At the center of this transformation is technology, specifically online classes of the MOOC or Coursera stripe. Though widely viewed by traditional educators as cheap, freeze-dried learning of dubious value, Selingo makes a persuasive case that such a view is far too simplistic. For one thing, such courses are often produced by rock-star faculty who are far more engaging than "risk-averse, self-satisfied" lecturers relying on stale notes and a dry manner. For another, the interactive features in many online courses allow students to tailor their pace and zero in on difficult material in ways that are genuinely superior to that of the one-size-fits-all approach of the traditional classroom. Even the supposed unique strength of the intimate seminar -- serendipitous conversation and interaction between student and teacher -- can at least be approximated in the growing social dimension of study groups, social events, and other tools of community-building. In fact, Selingo argues, any notion that the future of education pits online vs. classroom learning against each other is mistaken: they're increasingly converging toward each other, and a hybrid experience (of admittedly varying proportions) is likely to be the default setting for college education wherever it takes place.
Such developments are putting already cash-strapped institutions under enormous pricing pressures. Colleges and universities have long used low-cost, high margin basic courses to subsidize the cost of more expensive specialized ones, which makes them reluctant to cede ground to challengers that will destroy their economic model. But in this regard they hold a trump card: As Selingo notes, a website can compete with a newspaper at any time, but online schools can't issue diplomas. Online educators are experimenting with credentialing devices like "badges" that its graduates can sell on employers, and over time that may well work in breaking the credentialing firewall.
Then again, it may not. One of the more striking near-silences in College (Un) Bound is the dearth of space Selingo gives to for-profit institutions and the genuinely plausible skepticism they have engendered in their financing and the experience they purvey to students. DeVry University gets a single entry in the index; the University of Phoenix gets a passing mention two times before getting a paragraph in the conclusion that notes that it's not faring so well.

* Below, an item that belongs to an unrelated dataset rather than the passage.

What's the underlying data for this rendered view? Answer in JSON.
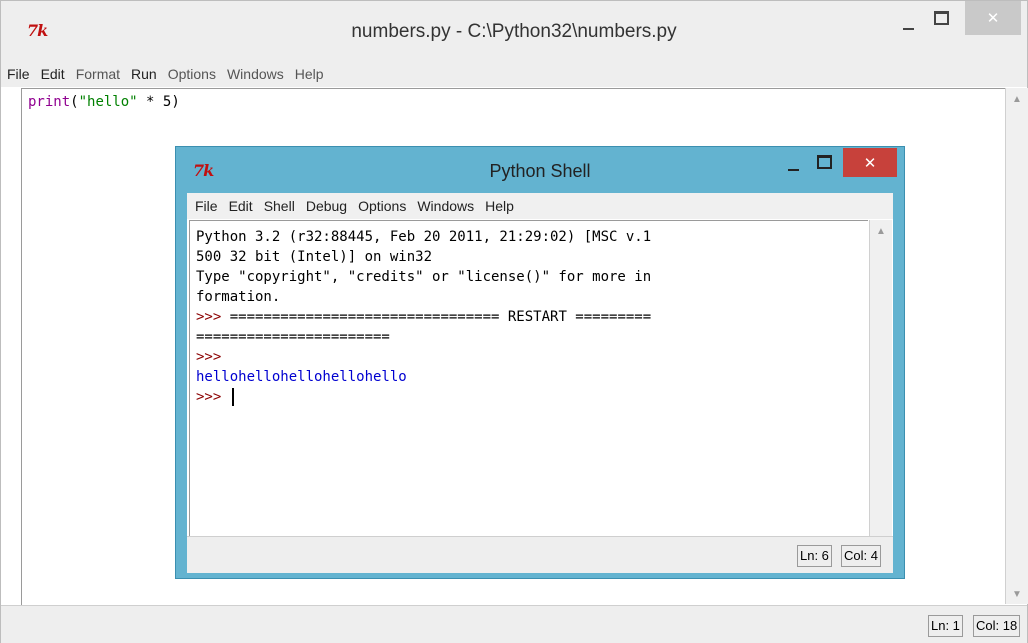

Amid all this breathless discussion of the "the disruption" reshaping higher education, one might have liked to see a chapter on how the disrupters themselves have been disrupted, and whether or not there are cautionary tales for those who think they know what the future looks like.

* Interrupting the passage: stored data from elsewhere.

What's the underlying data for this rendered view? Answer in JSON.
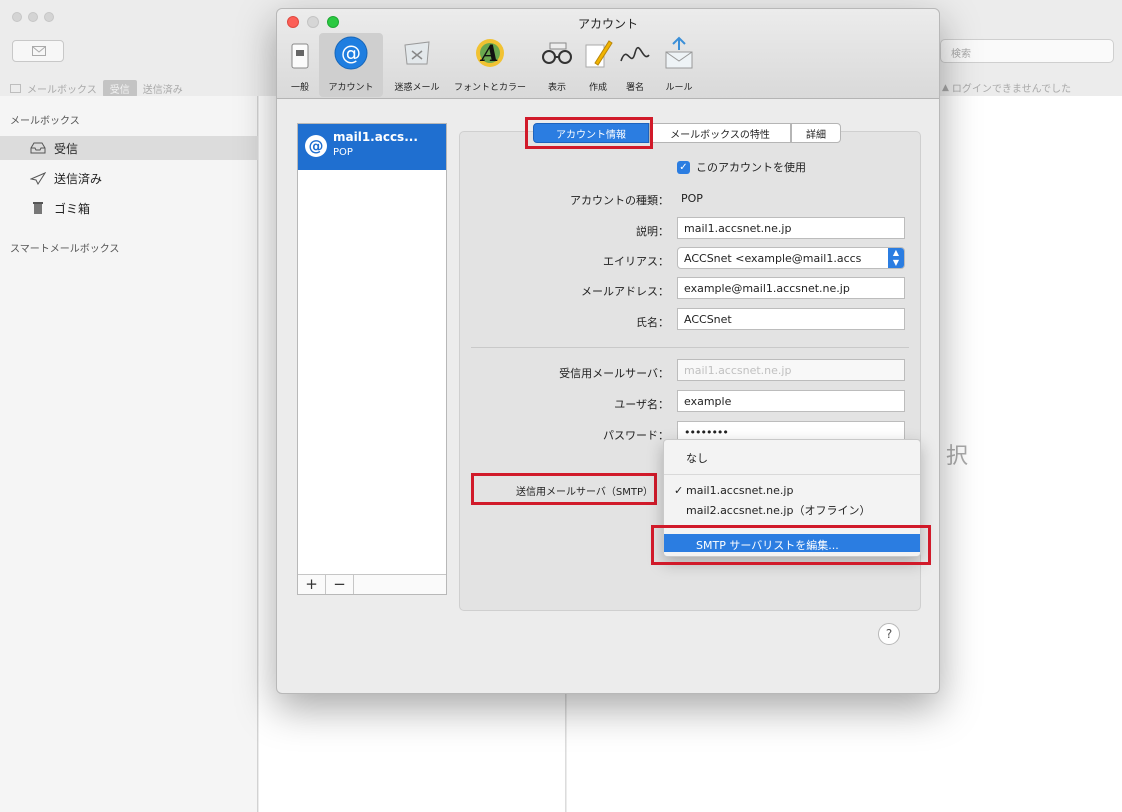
{
  "background_app": {
    "toolbar_left": [
      "メールボックス",
      "受信",
      "送信済み"
    ],
    "search_placeholder": "検索",
    "login_warning": "ログインできませんでした",
    "sidebar": {
      "section_title": "メールボックス",
      "items": [
        {
          "label": "受信",
          "icon": "inbox-icon"
        },
        {
          "label": "送信済み",
          "icon": "paper-plane-icon"
        },
        {
          "label": "ゴミ箱",
          "icon": "trash-icon"
        }
      ],
      "smart_title": "スマートメールボックス"
    },
    "viewer_partial_text": "択"
  },
  "window": {
    "title": "アカウント",
    "toolbar": [
      {
        "label": "一般",
        "icon": "switch-icon"
      },
      {
        "label": "アカウント",
        "icon": "at-icon",
        "selected": true
      },
      {
        "label": "迷惑メール",
        "icon": "junk-mail-icon"
      },
      {
        "label": "フォントとカラー",
        "icon": "fonts-colors-icon"
      },
      {
        "label": "表示",
        "icon": "glasses-icon"
      },
      {
        "label": "作成",
        "icon": "pencil-icon"
      },
      {
        "label": "署名",
        "icon": "signature-icon"
      },
      {
        "label": "ルール",
        "icon": "rules-icon"
      }
    ],
    "account": {
      "name": "mail1.accs...",
      "type": "POP"
    },
    "list_buttons": {
      "add": "+",
      "remove": "−"
    },
    "tabs": [
      "アカウント情報",
      "メールボックスの特性",
      "詳細"
    ],
    "use_account_checkbox": {
      "label": "このアカウントを使用",
      "checked": true
    },
    "fields": {
      "account_type": {
        "label": "アカウントの種類：",
        "value": "POP"
      },
      "description": {
        "label": "説明：",
        "value": "mail1.accsnet.ne.jp"
      },
      "alias": {
        "label": "エイリアス：",
        "value": "ACCSnet <example@mail1.accs"
      },
      "email": {
        "label": "メールアドレス：",
        "value": "example@mail1.accsnet.ne.jp"
      },
      "full_name": {
        "label": "氏名：",
        "value": "ACCSnet"
      },
      "incoming_server": {
        "label": "受信用メールサーバ：",
        "value": "mail1.accsnet.ne.jp"
      },
      "username": {
        "label": "ユーザ名：",
        "value": "example"
      },
      "password": {
        "label": "パスワード：",
        "value": "••••••••"
      },
      "smtp": {
        "label": "送信用メールサーバ（SMTP）"
      }
    },
    "smtp_menu": {
      "items": [
        "なし",
        "mail1.accsnet.ne.jp",
        "mail2.accsnet.ne.jp（オフライン）"
      ],
      "checked_index": 1,
      "edit_item": "SMTP サーバリストを編集..."
    },
    "help_button": "?"
  },
  "colors": {
    "highlight": "#d11a2a",
    "accent_blue": "#1f6fd0"
  }
}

As a high school teacher, I also found myself wondering what the implications of all this might be for secondary education. Adolescents, for example, are no less likely to learn better online than they do in a classroom (indeed their tolerance for sitting still in a for more than ten minutes without an electronic device is virtually nonexistent). But also it's hard to imagine adults leaving children to those devices. Perhaps schooling really truly is more than information, a grade, a degree. Then again, I too may soon be out of a job.
Still, as Selingo notes, Harvard isn't going anywhere. And, he faithfully reports, employers regularly invoke the need for critical thinkers, people who are as more likely become that way by reading novels than by clicking boxes. But such people are -- have always been -- a minority. Notwithstanding the pastoral imagery landscape architects conjure on country-club campuses, the finest institutions of higher learning have usually been scruffy places. It's a small price to pay for that precious (yes, in both senses of that term) freedom: a life of the mind.